“Kemana dia!?”
kata Elis dalam hati, dengan segera ia mengambil senapannya dan dengan acak
berputar-putar mencari Feara yang lenyap dari tempatnya tergeletak tadi.
Tiba-tiba sesuatu menghantam bagian perut Elis. Elis pun terpental dan
meringkuk sebentar, kesakitan.
“Kau, apa yang
terjadi? Seharusnya kau sudah tak bisa berdiri lagi,” kata Elis sambil
mencengkram senapannya sambil perlahan bangkit. Feara hanya tersenyum tipis
lalu kembali mencabut pedangnya dari sarung pedang tersebut. Sabetannya
mengenai Elis jika saja Elis tidak menghindar terlebih dahulu. Kembali pada
ancang-ancang Elis menembakkan senapannya tepat pada tempat dimana Feara
berdiri sebelumnya. Tapi Elis hanya menembak angin.
“Memang benar
tembakkan senapan itu sangat cepat...” Feara yang entah sejak kapan sudah
berada di belakang Elis mengangkat pedangnya tinggi-tinggi bersiap untuk
serangan mematikannya. Elis pun sesegera mungkin berputar.
“Tapi gerak
reflek manusia jauh lebih cepat!” berbarengan kata-kata itu diucapkan dengan
ayunan pedang Feara.
*tang*
Suara aduan
senapan Elis dengan pedang Feara terdengar memekakan di seluruh penjuru arena.
Senyuman kecil muncul di mulut Elis, bersamaan dengan itu moncong senapannya
sudah mengarah pada Feara. Untuk sejenak Feara terbengong terpana oleh Elis
yang ternyata jika dilihat dari dekat... imut.
“Memang benar
reflek manusia itu lebih cepat,” kata Elis tersenyum makin lebar.
“Eh?” mata
Feara langsung melotot begitu sadar senapan Elis sudah mengarah padanya.
“Tapi jika
sedekat ini, manusia mana pun tak mungkin bisa menghindar!” kata Elis sambil
menarik pelatuk senapannya. Akibat tembakkan barusan debu mengepul di
sekelilingnya dan tembakkannya mengakibatkan suara keras yang memekakan
telinga.
“Hampir saja,
apa kau berniat membunuhku?” kata Feara dengan nada agak tinggi.
“Ap...?” lidah
Elis tercekat begitu sadar pedang Feara sudah mendarat tepat di
tenggorokkannya. Feara tersenyum penuh kemenangan.
“Sampai disini
saja, nona muda,” kata Feara tak kunjung menurunkan pedangnya.
“Ya tentunya
sampai disini saja,” kata Elis yang senapannya telah sempurna mengarah pada
Feara lagi. Kedua orang tersebut berpikir keras tanpa mengalihkan pendangannya.

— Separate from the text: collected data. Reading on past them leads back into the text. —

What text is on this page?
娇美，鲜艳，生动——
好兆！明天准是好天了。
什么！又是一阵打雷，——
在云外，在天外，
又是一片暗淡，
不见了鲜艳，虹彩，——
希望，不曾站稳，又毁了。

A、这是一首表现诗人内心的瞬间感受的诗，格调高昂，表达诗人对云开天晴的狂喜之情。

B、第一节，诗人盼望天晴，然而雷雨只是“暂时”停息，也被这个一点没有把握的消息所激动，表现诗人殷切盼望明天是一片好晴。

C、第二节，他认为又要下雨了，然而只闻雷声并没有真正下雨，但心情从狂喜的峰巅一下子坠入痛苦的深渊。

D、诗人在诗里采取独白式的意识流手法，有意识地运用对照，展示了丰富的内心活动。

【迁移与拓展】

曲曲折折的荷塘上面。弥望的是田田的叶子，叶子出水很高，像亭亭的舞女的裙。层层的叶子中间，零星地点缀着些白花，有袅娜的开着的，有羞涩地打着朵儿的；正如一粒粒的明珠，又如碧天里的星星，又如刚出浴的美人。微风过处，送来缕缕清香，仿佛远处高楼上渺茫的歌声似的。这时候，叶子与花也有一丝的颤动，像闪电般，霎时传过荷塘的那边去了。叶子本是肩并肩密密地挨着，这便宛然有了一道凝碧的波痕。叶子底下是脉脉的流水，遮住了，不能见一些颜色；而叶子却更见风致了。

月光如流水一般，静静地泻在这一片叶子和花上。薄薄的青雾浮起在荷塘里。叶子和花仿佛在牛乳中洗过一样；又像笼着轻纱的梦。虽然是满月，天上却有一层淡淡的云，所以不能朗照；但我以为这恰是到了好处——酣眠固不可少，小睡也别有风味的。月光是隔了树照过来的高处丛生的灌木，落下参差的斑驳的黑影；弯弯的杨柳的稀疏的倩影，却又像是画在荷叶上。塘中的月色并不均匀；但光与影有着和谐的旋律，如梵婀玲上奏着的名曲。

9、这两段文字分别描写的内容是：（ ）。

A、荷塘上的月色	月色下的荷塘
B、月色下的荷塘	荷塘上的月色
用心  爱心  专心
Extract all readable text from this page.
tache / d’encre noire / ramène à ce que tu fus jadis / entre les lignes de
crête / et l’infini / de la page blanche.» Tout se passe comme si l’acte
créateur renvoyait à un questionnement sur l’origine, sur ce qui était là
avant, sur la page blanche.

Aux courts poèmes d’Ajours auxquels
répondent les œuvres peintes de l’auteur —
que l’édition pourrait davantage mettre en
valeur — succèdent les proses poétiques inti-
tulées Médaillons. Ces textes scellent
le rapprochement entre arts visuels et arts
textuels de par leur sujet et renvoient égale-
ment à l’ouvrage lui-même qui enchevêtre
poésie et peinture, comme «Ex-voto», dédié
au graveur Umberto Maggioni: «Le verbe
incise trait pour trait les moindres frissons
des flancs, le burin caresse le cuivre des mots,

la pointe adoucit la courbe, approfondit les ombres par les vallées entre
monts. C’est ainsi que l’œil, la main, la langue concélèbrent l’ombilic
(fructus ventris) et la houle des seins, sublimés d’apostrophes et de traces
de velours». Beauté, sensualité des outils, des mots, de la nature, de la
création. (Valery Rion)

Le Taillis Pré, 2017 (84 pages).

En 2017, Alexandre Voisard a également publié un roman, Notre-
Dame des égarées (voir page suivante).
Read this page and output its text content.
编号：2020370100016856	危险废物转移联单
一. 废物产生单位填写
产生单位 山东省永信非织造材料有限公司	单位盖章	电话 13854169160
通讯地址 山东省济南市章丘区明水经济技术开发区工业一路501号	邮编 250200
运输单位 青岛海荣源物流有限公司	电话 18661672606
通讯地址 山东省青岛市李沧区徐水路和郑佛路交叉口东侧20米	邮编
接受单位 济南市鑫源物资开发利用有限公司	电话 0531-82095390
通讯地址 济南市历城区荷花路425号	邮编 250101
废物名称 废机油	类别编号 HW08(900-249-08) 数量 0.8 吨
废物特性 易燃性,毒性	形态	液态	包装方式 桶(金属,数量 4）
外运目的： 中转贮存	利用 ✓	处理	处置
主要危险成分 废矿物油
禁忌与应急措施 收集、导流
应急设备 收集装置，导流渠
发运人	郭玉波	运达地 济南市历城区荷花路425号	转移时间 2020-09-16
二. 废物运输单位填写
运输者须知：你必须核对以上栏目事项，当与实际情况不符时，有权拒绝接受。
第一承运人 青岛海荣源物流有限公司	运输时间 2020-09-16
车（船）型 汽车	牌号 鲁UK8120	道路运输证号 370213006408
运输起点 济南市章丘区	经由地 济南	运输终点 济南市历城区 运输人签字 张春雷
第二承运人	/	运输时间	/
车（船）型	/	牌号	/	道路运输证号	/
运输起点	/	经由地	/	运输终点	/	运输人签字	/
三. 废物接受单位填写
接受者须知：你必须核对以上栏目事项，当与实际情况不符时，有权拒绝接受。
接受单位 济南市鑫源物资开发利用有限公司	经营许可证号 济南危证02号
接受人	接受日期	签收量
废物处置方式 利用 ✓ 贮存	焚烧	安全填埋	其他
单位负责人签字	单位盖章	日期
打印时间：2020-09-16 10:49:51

Antara menyerang atau menghindar. Tentunya pilihan pertama akan sangat berat
apalagi lawan di hadapannya sangat gesit, apalagi pilihan kedua, seberapa cepat
pun bergerak, mereka tidak akan dapat lolos dengan posisi seperti ini. Karena
itulah pilihan pertama yang paling masuk akal.
Keringat dingin
bercucuran di wajah Feara, poninya pun sampai berantakan tak karuan. Giginya
telah bergemeletuk sejak pertarungan ini di mulai. Memang perbedaan jurusan ini
sangat merugikan baginya.
“Lihat dirimu,
apa kau ketakutan hingga hampir mengompol?” kata Elis berusaha menurunkan
konsentrasi Feara.
“Lihat dirimu
sendiri, bahkan keringatmu jauh lebih deras dari padaku,” kata Feara melakukan
hal yang sama.
“Berisik! Hah,
semakin lemah anjingnya, semakin kencang gong-gongannya!” kata Elis lagi,
terpancing.
“Apa katamu!?
Siapa yang kau sebut anjing dasar ***************************,” kata Feara ikut
terpancing.
“Ap... kau!
Cukup aku sangat marah,” kata Elis sambil mengokang senapannya. Bagi Feara, ia
terlihat seperti anak kecil yang permennya direbut. Tanpa sadar Feara
tersenyum-senyum. Merasa dibodohi, Elis melangkah mundur untuk memberikan
dirinya jarak agar pedang Feara tidak menggapainya. Bersamaan Elis menembak,
Feara pun menebaskan pedangnya keduanya terpental kebelakang. Bukan karena
serangan dari lawannya, lebih karena lompatannya sendiri.
Disatu sisi
Feara terluka cukup dalam di bagian pinggangnya, disisi lain pedang Feara
berhasil menggores sepanjang perut Elis yang bajunya menjadi compang-camping.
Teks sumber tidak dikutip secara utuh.